Two former Wagner commanders confess to killings

"You see? I hold a cigarette in my hand.

Oliver Thansan
Oliver Thansan
18 April 2023 Tuesday 11:24
46 Reads
Two former Wagner commanders confess to killings

"You see? I hold a cigarette in my hand. With this hand I fulfilled the order to kill children. You understand? By order". He was in Soledar, a town occupied by the Russians in January, and in Bakhmut last March. This is the confession of a former unit commander of the Wagner group who was given the order to "clean up." There were about 50 men who had to advance, occupy and defend the position, killing whoever got in their way. "We went and killed everyone. There were men, women, children, pensioners (...) She was running, a five or six-year-old girl. I shot her, do you understand? Control. She had an order not to let anyone out. They gave us an order to clean".

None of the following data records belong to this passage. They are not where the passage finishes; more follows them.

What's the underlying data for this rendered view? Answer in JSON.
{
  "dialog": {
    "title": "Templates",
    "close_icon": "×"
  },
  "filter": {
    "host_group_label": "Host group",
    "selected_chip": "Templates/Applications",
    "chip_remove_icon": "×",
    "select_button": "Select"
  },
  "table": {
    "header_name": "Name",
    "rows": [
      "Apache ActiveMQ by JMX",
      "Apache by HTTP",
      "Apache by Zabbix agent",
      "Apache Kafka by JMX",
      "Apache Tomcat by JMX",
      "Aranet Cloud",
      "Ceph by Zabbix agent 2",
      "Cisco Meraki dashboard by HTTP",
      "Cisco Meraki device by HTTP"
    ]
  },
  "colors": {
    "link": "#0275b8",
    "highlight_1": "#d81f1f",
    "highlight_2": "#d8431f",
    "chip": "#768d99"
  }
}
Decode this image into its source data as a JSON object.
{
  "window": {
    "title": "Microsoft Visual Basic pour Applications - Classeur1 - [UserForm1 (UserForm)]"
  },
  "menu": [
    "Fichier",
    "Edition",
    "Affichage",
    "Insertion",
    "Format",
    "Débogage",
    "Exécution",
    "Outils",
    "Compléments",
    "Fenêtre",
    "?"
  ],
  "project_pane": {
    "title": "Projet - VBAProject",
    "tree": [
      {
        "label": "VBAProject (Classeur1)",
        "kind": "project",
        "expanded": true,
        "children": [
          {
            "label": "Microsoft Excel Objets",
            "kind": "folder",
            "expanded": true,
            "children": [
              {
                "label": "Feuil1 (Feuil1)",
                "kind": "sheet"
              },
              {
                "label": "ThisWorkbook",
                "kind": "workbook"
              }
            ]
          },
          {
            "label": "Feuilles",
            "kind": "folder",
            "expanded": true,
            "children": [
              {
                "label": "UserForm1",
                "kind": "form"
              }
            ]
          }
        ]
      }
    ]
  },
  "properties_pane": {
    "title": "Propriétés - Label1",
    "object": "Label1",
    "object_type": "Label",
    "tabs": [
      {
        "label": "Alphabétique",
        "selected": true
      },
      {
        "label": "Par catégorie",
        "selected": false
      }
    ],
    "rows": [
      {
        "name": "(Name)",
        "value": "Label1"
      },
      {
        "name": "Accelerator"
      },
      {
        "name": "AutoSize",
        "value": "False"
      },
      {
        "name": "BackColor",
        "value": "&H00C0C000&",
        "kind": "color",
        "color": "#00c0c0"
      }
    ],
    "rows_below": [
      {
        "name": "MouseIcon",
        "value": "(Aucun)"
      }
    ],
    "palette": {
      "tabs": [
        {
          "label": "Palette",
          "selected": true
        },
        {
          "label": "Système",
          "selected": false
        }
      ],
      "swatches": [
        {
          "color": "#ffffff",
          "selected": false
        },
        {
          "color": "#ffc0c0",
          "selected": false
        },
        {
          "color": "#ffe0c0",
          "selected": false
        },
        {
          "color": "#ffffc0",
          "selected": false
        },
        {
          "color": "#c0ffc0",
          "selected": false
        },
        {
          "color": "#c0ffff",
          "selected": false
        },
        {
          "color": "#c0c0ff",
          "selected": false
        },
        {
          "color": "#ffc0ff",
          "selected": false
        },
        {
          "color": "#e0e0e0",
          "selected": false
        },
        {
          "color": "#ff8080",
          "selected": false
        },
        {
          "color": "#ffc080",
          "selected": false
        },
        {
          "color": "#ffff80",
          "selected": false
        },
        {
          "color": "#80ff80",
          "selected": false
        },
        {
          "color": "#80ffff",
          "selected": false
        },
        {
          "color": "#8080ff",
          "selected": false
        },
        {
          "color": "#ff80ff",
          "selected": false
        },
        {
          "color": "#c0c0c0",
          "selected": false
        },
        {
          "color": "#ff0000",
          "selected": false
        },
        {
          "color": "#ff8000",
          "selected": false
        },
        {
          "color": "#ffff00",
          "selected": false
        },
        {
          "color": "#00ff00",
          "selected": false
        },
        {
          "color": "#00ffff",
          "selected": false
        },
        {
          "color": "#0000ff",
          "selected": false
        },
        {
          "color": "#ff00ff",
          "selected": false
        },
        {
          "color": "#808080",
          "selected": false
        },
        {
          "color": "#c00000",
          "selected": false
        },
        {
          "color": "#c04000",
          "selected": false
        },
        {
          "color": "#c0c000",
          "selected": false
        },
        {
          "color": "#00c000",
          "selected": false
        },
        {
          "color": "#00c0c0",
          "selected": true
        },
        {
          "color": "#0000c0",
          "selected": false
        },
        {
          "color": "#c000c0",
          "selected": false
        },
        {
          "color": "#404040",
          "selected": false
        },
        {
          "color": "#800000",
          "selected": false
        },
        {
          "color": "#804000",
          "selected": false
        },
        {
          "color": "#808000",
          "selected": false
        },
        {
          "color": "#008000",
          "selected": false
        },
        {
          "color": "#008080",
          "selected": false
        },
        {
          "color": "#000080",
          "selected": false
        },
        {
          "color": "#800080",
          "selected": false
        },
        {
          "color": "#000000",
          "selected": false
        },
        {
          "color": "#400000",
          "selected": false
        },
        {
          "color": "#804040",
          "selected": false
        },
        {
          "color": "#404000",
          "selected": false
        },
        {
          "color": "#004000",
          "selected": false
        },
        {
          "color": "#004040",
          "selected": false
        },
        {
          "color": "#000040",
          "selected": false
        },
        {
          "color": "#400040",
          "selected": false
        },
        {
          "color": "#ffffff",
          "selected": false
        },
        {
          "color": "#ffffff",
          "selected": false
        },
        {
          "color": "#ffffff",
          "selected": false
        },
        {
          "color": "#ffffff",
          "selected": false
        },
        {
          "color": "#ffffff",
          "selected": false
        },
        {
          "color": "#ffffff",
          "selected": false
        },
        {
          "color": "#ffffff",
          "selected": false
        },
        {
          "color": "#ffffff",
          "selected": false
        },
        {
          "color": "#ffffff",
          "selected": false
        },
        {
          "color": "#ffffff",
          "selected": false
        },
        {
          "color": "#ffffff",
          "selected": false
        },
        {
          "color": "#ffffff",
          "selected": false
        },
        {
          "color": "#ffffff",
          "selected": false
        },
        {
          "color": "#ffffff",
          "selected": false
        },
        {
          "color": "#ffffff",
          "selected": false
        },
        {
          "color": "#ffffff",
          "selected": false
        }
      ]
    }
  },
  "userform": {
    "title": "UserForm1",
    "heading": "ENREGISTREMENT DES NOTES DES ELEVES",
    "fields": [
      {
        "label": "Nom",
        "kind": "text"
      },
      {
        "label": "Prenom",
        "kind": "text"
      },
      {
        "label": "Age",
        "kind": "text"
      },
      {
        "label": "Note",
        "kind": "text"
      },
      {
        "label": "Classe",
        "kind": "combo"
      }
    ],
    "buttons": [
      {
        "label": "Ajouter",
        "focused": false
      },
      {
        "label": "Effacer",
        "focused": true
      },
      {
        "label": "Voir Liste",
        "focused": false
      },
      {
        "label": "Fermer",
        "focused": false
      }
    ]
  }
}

This statement is part of a long confession collected in an interview via videoconference by Vladimir Osechkin, founder of the French-based Russian portal for the defense of human rights Gulagu.net. This is Azamat Udarov, 43, an ex-convict, pardoned by presidential decree in August 2022 and enrolled in the Wagner group to fight in Ukraine. His is the testimony of a man devastated by what he did.

Another testimony, that of Alexei Savíchev, also a former prisoner, pardoned by President Putin's signature in September 2022, abounds in the same type of story. Less affected, among other horrors, he recounts the shooting murder of at least 10 adolescents, between the ages of 15 and 17. According to him, it was not possible to tell if they were civilians or combatants and they were killed "because of the tattoos they had."

Savíchev, also a unit leader simply because he was the oldest and because the men listened to him, massacred about 60 men, including wounded Ukrainian soldiers and Russian soldiers who refused to fight, stuck in a well into which they threw grenades.

Azamat Udarov also participated in another massacre, near the center of the city of Bakhmut on March 18. According to him, a nine-story building was seized in which there were "about 300 or 400 people" distributed between the ground floor, the first floor and a large basement. When asked by Vladimir Osechkin how many were children, Udarov replies "about 40".

Who gave the orders? For Udarov and Savichev it is clear: they came "from above". Udarov had a couple of commanders, but he affirms that the head of the Wagner group himself, Yevgueni Prigozhin, had given the order in a video message not to leave anyone, military, civilian or minor, alive.

The Ukrainian Prosecutor General's Office said in a Facebook post that an investigation has been opened into the confessions of both mercenaries, the Kyiv Post reported. The full interviews - more than 80 minutes - are accessible on the Gulagu.net YouTube channel, only in Russian.